Markets Prove A Point As FIs Lend Helping Hand

Mumbai, September 25: | Updated: Sep 26 2002, 05:30am hrs
Financial institutions (FIs) and their mutual fund arms seem to have propped up the domestic markets despite adversities.

First it was the fallout of the delay in the disinvestments of the two key oil PSUs Hindustan Petroleum Corporation Ltd and Bharat Petroleum Corporation Ltd, then came the downgrade by Standard & Poors (S&P) and now, the terrorist attack on the temple in Gujarat. And in all these cases, despite the selling by foreign institutional investors, domestic FIs have been successful in keeping the markets stable.

On Wednesday, the domestic markets ended just a tad lower from its previous close recovering smartly from its intra-day low of 2,974 piggybacking on tech and defensive sector stocks, despite fears of a backlash following the militant attack on Gandhinagars Akshardham temple complex.

The Sensitive index (Sensex) of The Stock Exchange, Mumbai (BSE) opened weak at 2,974. It, however, hit an intra-day high at 3,023.65 and finally closed a mere 1.17 points down from its previous close at 3,022.25. The S&P CNX Nifty, however, clocked modest gains to close at 970.05, after having opened weak at 964.65. However, it hit an intra-day high at 971.85.

Vineet Bhatnagar, managing director, Refco Sify opined: The foreign institutional investors have a plethora of choices offered to them.
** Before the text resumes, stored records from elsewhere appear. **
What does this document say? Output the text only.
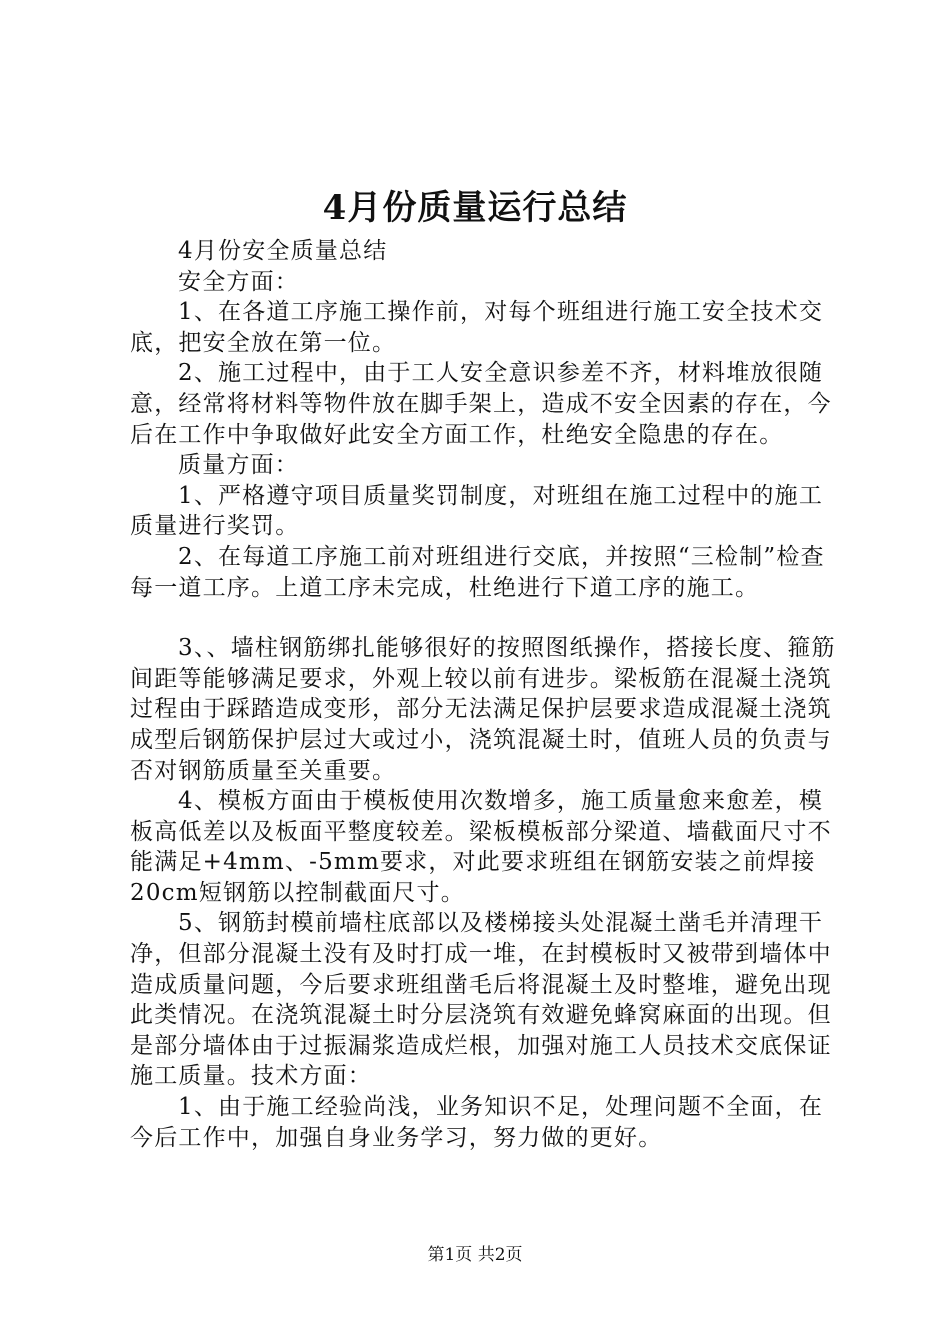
4月份质量运行总结

4月份安全质量总结

安全方面：

1、在各道工序施工操作前，对每个班组进行施工安全技术交底，把安全放在第一位。

2、施工过程中，由于工人安全意识参差不齐，材料堆放很随意，经常将材料等物件放在脚手架上，造成不安全因素的存在，今后在工作中争取做好此安全方面工作，杜绝安全隐患的存在。

质量方面：

1、严格遵守项目质量奖罚制度，对班组在施工过程中的施工质量进行奖罚。

2、在每道工序施工前对班组进行交底，并按照“三检制”检查每一道工序。上道工序未完成，杜绝进行下道工序的施工。

3、、墙柱钢筋绑扎能够很好的按照图纸操作，搭接长度、箍筋间距等能够满足要求，外观上较以前有进步。梁板筋在混凝土浇筑过程由于踩踏造成变形，部分无法满足保护层要求造成混凝土浇筑成型后钢筋保护层过大或过小，浇筑混凝土时，值班人员的负责与否对钢筋质量至关重要。

4、模板方面由于模板使用次数增多，施工质量愈来愈差，模板高低差以及板面平整度较差。梁板模板部分梁道、墙截面尺寸不能满足+4mm、-5mm要求，对此要求班组在钢筋安装之前焊接20cm短钢筋以控制截面尺寸。

5、钢筋封模前墙柱底部以及楼梯接头处混凝土凿毛并清理干净，但部分混凝土没有及时打成一堆，在封模板时又被带到墙体中造成质量问题，今后要求班组凿毛后将混凝土及时整堆，避免出现此类情况。在浇筑混凝土时分层浇筑有效避免蜂窝麻面的出现。但是部分墙体由于过振漏浆造成烂根，加强对施工人员技术交底保证施工质量。技术方面：

1、由于施工经验尚浅，业务知识不足，处理问题不全面，在今后工作中，加强自身业务学习，努力做的更好。

第1页 共2页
Their sentiment was dented by the deferment of the divestment process of the oil PSUs, as well as the downgrading by S&P. Financial Institutions and domestic funds however have been picking stocks at the lower levels owing to the attractive valuations.

This is proving to be a blessing in these trying times.

Hitesh Sheth, technical analyst at Prabhudas Lilladher, reiterated: Domestic financial institutions as a pattern have made the most of attractive valuations at levels below 3,000, and that has propped up the market. Domestic funds similarly have not been able to resist the temptation of adding to their portfolios in adverse situations in the market, he said.

Post the deferment of the divestment of HPCL and BPCL, FIIs have been net sellers in the equity segment to the tune of Rs 290.50 crore. Comparatively, domestic funds have been net sellers to the tune of just Rs 37.48 crore.

Dealers said that investors dumped stocks in early trades on Wednesday, as a knee-jerk reaction to the militant attack on the temple complex in Gujarat, as the incident had the potential of leading to further trouble.

The undertone of the market was also cautious in the early hours, due to weakness in the US markets.

Dealers, however, added that following the volatility in the tech sector, operators made the most of the attractive valuations in the tech pivotals that led to bargain hunting at lower levels.

Frontline tech counters Satyam Computers (up 2.46 per cent to Rs 216.75), HCL Tech (up 2.1 per cent at Rs 208.75) and Infosys Technologies (up 1.78 per cent to Rs 3,467.65) emerged winners among the Sensex stocks on Wednesday.

Non-Sensex frontline tech stocks Wipro (3.41 per cent to Rs 1,333.90), NIIT (up 2.63 per cent to Rs 132.90) and Digital Global Soft (up 2.45 per cent to Rs 571.85) too helped the markets recover at the days close.